Upside max profit is unbounded; downside max profit is bounded at the put strike minus the combined debit (reached at zero). Max loss equals the combined debit times 100 (reached anywhere between the two OTM strikes). Two breakevens at call-strike plus debit and put-strike minus debit. For the FFIC strangle priced from the end-of-day chain at a 30-day expiry (ATM IV 113.30%), the computed maximum profit is unbounded per contract and the computed maximum loss is unbounded per contract. Live intraday quotes will differ as the chain moves through the trading session.
What is the breakeven for a FFIC strangle?
The breakeven for the FFIC strangle priced on this page is no defined breakeven on the modeled curve at expiration, derived from end-of-day chain premiums. Breakeven is the underlying price at which the strategy's P&L crosses zero ignoring transaction costs and assignment risk. The current FFIC market-implied 1-standard-deviation expected move is approximately 32.48%; if the move sits well outside the breakeven distance, the structure's risk-reward becomes correspondingly tighter.

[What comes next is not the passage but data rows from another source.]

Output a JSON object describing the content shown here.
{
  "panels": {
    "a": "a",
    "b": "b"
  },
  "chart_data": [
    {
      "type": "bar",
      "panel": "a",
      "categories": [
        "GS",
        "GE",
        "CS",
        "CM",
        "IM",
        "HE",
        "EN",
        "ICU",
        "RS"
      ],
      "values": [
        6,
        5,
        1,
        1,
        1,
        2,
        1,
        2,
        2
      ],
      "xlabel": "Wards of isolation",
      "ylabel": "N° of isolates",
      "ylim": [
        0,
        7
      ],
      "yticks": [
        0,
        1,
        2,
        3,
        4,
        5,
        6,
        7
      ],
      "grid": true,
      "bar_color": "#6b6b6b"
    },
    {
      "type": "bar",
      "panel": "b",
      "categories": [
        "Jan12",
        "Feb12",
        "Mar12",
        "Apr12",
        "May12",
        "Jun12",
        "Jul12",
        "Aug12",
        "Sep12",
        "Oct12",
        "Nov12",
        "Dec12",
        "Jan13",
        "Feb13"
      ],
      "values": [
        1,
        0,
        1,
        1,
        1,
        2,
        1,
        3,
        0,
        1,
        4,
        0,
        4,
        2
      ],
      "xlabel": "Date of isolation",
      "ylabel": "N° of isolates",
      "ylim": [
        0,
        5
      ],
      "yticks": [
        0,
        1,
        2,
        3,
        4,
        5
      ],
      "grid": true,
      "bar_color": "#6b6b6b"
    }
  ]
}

When should you consider a strangle on FFIC?
Strangles on FFIC are the cheaper cousin of the straddle - traders use them when they want a large directional move but are willing to give up the inner-strike sensitivity in exchange for a lower up-front debit on the FFIC chain.
How does current FFIC implied volatility affect this strangle?
FFIC ATM IV is at 113.30% with IV rank near 50.54%, which is mid-range against its 1-year history. Strategy selection depends more on directional thesis and expected move than on a strong IV signal.